Introduction: Tumor tissue and circulating tumor DNA (ctDNA) next-generation sequencing (NGS) testing are frequently performed to detect genomic alterations (GAs) to help guide treatment in metastatic renal cell carcinoma (mRCC), especially after progression on standard systemic therapy. Our objective was to assess if GAs detected by ctDNA NGS are different from those detected by tumor tissue NGS, specifically in patients with mRCC, and if these platforms are interchangeable or complimentary.

Results: When controlling for genes tested by both platforms, the median mutation rate for ctDNA was similar to tissue (median 3.0 vs. 1.0, p = 0.14). However, the concordance rate between the two platforms was only 8.6%. When comparing GAs by molecular pathway, GAs in tumor tissue were more common for the DNA repair and epigenetic pathways.
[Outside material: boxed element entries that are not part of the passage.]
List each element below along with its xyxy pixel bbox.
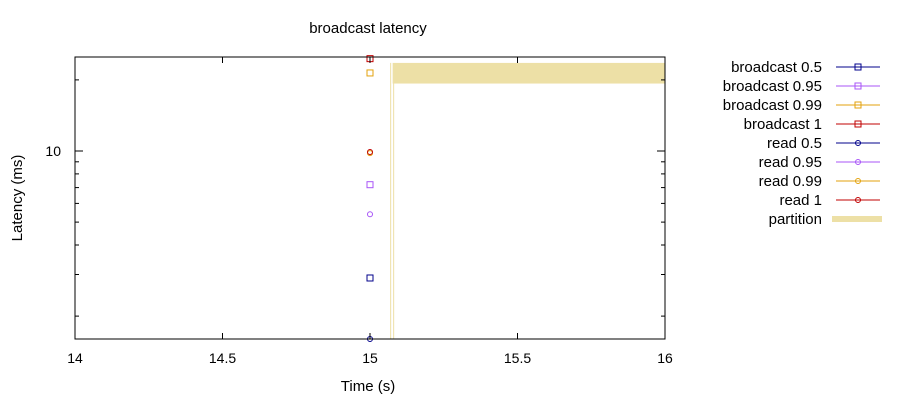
x-tick-label: 16 xyxy=(657,350,673,366)
legend-marker xyxy=(854,82,862,90)
legend-marker xyxy=(854,101,862,109)
data-points xyxy=(366,55,374,342)
chart-title: broadcast latency xyxy=(309,20,427,37)
data-point xyxy=(367,149,373,156)
x-tick-label: 15.5 xyxy=(504,350,531,366)
legend-label: broadcast 0.99 xyxy=(723,97,822,114)
legend-label: partition xyxy=(769,211,822,228)
legend-marker xyxy=(854,120,862,128)
legend-label: broadcast 0.5 xyxy=(731,59,822,76)
y-tick-label: 10 xyxy=(45,143,61,159)
data-point xyxy=(366,69,374,77)
legend-label: broadcast 0.95 xyxy=(723,78,822,95)
legend-label: read 1 xyxy=(779,192,822,209)
legend-label: broadcast 1 xyxy=(744,116,822,133)
legend-marker xyxy=(855,140,861,146)
legend-marker xyxy=(854,63,862,71)
x-tick-label: 14 xyxy=(67,350,83,366)
legend-label: read 0.5 xyxy=(767,135,822,152)
legend-partition-swatch xyxy=(832,216,882,222)
x-tick-label: 14.5 xyxy=(209,350,236,366)
x-axis-label: Time (s) xyxy=(341,378,395,395)
legend-marker xyxy=(855,178,861,184)
data-point xyxy=(366,274,374,282)
legend-label: read 0.99 xyxy=(759,173,822,190)
data-point xyxy=(366,181,374,189)
data-point xyxy=(367,211,373,218)
partition-band xyxy=(392,62,665,84)
legend: broadcast 0.5 broadcast 0.95 broadcast 0.9… xyxy=(723,59,882,228)
legend-marker xyxy=(855,197,861,203)
y-axis-label: Latency (ms) xyxy=(9,155,26,242)
plot-frame xyxy=(74,56,666,340)
partition-layer xyxy=(390,62,665,339)
x-tick-label: 15 xyxy=(362,350,378,366)
legend-marker xyxy=(855,159,861,165)
legend-label: read 0.95 xyxy=(759,154,822,171)
axis-ticks: 14 14.5 15 15.5 16 10 xyxy=(45,57,673,366)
Materials and Methods: Results of NGS testing from tumor tissue and ctDNA from 19 sequential mRCC patients were compared. GAs in each were statistically evaluated using the Wilcoxon signed-rank test. The Fischer’s exact test was used to compare the incidence of mutations in selected molecular pathways.

Conclusions: When controlling for genes tested by both platforms, similar number of GAs were detected by both tissue and ctDNA based NGS. However, there was discordance in the type of GAs detected suggesting that ctDNA NGS may be more reflective of dynamic tumor genomic heterogeneity. Hence, these two platforms may be considered complementary to each other, rather than interchangeable, for assessment of tumor GAs to guide selection of targeted clinical trial therapies.